People keep dying in Syria
When the western powers intervened in Libya to save the Libyan people from the merciless violence of the Gaddafi regime, China and Russia opposed. On Syria, the roles remain much the same.
The result is uncontrolled violence of immense proportions spreading from one city to another with the second city of Aleppo now under siege. The UN estimates that more than 10,000 people have been killed in Syria so far, whereas 1.5 million have been displaced internally and several thousand others fled into neighbouring countries.
The death toll in Syria will continue to rise as the violence intensifies further and intervention in Syria – an extreme measure of final resort – is becoming the last remaining option for saving the Syrian people. Hopes for a negotiated solution have been slowly ebbing.
You might have missed the news that, on August, 2, Kofi Annan, the UN and Arab League special envoy to Syria, resigned his post because of the failure of his peace plan, which had been endorsed by the UN Security Council in April.

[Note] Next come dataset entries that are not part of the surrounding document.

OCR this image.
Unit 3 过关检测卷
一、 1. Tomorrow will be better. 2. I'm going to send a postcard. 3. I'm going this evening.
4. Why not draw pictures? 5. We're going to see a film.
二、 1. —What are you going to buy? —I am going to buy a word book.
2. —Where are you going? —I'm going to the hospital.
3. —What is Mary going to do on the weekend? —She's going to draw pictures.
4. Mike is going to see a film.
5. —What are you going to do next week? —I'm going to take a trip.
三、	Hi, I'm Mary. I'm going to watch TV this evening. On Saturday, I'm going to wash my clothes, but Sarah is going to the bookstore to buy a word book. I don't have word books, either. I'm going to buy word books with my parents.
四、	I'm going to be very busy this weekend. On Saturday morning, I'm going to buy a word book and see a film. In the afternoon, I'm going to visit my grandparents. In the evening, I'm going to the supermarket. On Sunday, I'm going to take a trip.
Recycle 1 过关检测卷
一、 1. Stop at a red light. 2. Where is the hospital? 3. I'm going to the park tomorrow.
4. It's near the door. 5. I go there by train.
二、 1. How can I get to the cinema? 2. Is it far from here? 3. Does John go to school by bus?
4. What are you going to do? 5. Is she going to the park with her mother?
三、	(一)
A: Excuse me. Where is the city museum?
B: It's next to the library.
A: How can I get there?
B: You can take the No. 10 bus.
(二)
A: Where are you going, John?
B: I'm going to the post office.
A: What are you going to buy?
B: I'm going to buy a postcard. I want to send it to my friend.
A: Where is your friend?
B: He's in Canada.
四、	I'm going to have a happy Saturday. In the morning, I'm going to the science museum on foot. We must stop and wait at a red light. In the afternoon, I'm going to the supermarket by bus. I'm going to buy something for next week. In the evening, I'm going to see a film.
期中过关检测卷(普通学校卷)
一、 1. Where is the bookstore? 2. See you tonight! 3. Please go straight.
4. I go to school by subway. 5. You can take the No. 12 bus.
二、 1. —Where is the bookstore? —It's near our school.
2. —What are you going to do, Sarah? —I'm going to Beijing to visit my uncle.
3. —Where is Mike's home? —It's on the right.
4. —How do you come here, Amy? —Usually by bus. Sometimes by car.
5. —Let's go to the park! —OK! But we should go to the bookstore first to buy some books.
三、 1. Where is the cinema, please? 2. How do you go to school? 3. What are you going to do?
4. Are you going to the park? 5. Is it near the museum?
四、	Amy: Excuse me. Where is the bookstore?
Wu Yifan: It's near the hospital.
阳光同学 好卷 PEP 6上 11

All the while, the UN General Assembly voted by a staggering 131 votes in favour, 12 against and 31 abstentions in favour of a resolution sponsored by the Arab League condemning “the increasing use by the Syrian authorities of heavy weapons, including indiscriminate shelling from tanks and helicopters, in population centres and the failure to withdraw its troops and the heavy weapons to their barracks…”.
The General Assembly’s resolution has only moral force and it is not binding. It is the UN Security Council that has binding authority and that is the only body that can order the use of force. But, 15 days ago, it failed to adopt a resolution that merely threatened sanctions against Syria if it did not end violence against civilians. Unsurprisingly, the resolution was, yet again, vetoed by China and Russia. As a result, the Syrian regime felt reassured that it could get away with impunity. And the killing spree goes on.
At the time of writing, several districts of Aleppo are under heavy siege by the Syrian army. It is one big scary mess. And fighting is taking place in many other parts of the country too.
The Syrian army controls the main cities and urban centres while the rest of the country remains under rebel control.
On its part, the opposition is becoming bolder and more determined. It still lacks the sophisticated arms to match the government forces. But it is getting its hands on more and more arms that are being smuggled across the country’s porous borders.
The international consensus remains that the fighting must be brought to an end as quickly as possible and that President Bashar Al Assad must leave immediately to open the door for a political settlement. Clearly, he has no place in a lasting political solution.
Some of those who take a more lenient view of Russia’s role say that even Russian patience is not to be taken for granted. They argue that the Russians would prefer Mr Assad to remain in power but if his tactics are going to make a peaceful resolution of the conflict impossible, then he had better go. If that happens, then Mr Assad is as good as gone.
All the neighbouring countries want him out. Except, of course, Iran.
Many believe that this violent civil war may only end with his assassination or with a palace coup that would remove him from power. But until that happens, more and more civilians are dying.
Just last month, the EU further strengthened sanctions against the Syrian regime whereas the European Commission doubled aid for emergency medical care, shelter, food and water to those Syrians who are most affected by the worsening crisis, both inside and outside the country. An additional €20 million of relief aid brought the total EU assistance to €63 million.
The enforcement of the EU arms embargo against Syria is also strengthened as EU countries inspect vessels and aircraft heading to Syria if they suspect that the cargo contains arms or equipment for the regime. This measure is implemented in EU seaports and airports as well as in their territorial waters.
The assets of three entities supporting the regime were frozen and the total number of Syrians slapped with sanctions and travel bans increased.
By the time you read this article, the fate of Aleppo might have been decided. But the fate of Syria would not have been settled. Innocent civilians are paying the heavy price of war when all they wanted was freedom. It is the freedom that you and I take for granted.
President Assad must understand that Syrians too have a right to dignity and freedom. The question is: How many more of his countrymen must die before he does so?
Dr Busuttil is a Nationalist member of the European Parliament.